The ideal candidate for this role will have:

 

  • Bachelor’s degree in Computer Science, Data Science, Statistics, Mathematics, Engineering, Economics or a related quantitative field (essential).
  • Honours or Master’s degree in a quantitative field will be advantageous.
  • A minimum of 5 to 8 years of practical, hands-on experience in data science, machine learning or a closely related field.
  • Demonstrated track record of building and deploying machine learning models that delivered measurable business impact in a commercial / consumer environment.
  • Solid grounding in Customer Value Management principles, recommender systems and MLOps practice.
  • Practical exposure to Generative AI, Large Language Models (LLMs) and / or agentic AI is highly advantageous.
  • Experience working with large volumes of structured and unstructured data.
  • Experience mentoring or guiding more junior team members is advantageous.
  • Experience working in cloud environments (AWS, GCP and / or Azure) is advantageous.


Technical Skills

  • Strong proficiency in Python and its data science and ML stack (e.g. pandas, NumPy, scikit-learn, SciPy, NLTK).
  • Hands-on experience with deep learning and gradient-boosting frameworks such as PyTorch, TensorFlow, XGBoost or H2O.
  • Strong SQL skills and the ability to work with large-scale data using tools such as PySpark, NoSQL and streaming frameworks (Kafka, Flink).
  • Working knowledge of MLOps tooling such as MLflow, Kubeflow or SageMaker, and version control with Git.
  • Familiarity with containerisation (Docker) and an awareness of orchestration (Kubernetes).
  • Exposure to LLM patterns such as prompt engineering and Retrieval-Augmented Generation (RAG) is advantageous.
  • Proficiency with visualisation tools such as Qlik Sense, Tableau, Power BI or Plotly.
  • Familiarity with cloud-native data and AI services (e.g. AWS SageMaker, Glue, Athena; GCP; or Azure ML) is advantageous.

Key Competencies

  • Significant experience in machine learning and the deployment of models and algorithms from large volumes of structured and / or unstructured data.
  • Ability to test hypotheses from raw datasets, draw meaningful conclusions and communicate results verbally, in writing and through effective visualisation.
  • Strong problem-solving skills and a delivery mindset, with the ability to manage priorities and ship reliably.
  • Ability to work across cross-functional teams to translate business issues into analytics solutions.
  • Strong communication skills, including prior experience presenting analytics results to senior stakeholders.
  • A collaborative, customer-obsessed approach with a commitment to responsible and ethical AI.
  • Curiosity and a commitment to continuous learning in a fast-changing AI landscape.

 

We make an impact by offering:

  • Enticing incentive programs and competitive benefit packages
  • Retirement funds, risk benefits, and medical aid benefits
  • Cell phone and data benefits, advantages fibre connection discounts, and exclusive staff discounts offered in collaboration with partner companies

 

 

Closing date for Applications: 13 July  2026.  

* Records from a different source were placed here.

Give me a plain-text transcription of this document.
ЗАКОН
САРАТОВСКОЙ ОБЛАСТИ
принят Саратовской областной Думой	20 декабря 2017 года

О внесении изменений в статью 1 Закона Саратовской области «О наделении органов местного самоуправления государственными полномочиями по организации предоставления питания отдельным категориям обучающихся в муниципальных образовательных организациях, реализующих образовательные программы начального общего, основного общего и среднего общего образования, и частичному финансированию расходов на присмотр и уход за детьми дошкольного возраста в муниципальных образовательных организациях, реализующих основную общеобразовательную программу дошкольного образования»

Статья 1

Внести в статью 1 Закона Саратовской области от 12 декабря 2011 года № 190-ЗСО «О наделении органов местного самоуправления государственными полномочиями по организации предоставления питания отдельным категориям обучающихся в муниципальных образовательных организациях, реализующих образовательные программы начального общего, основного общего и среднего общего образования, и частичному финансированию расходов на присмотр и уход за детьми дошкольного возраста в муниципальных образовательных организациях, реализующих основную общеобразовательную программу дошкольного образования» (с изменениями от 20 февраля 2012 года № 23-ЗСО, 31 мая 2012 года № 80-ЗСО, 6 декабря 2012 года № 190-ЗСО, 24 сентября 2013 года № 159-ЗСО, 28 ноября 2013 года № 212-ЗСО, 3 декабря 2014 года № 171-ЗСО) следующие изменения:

The base location for this role is Midrand, Vodacom Campus. 

 


The company's approved Employment Equity Plan and Targets will be considered as part of the recruitment process. As an Equal Opportunities employer, we actively encourage and welcome people with various disabilities to apply.
Vodacom is committed to an organisational culture that recognises, appreciates, and values diversity & inclusion.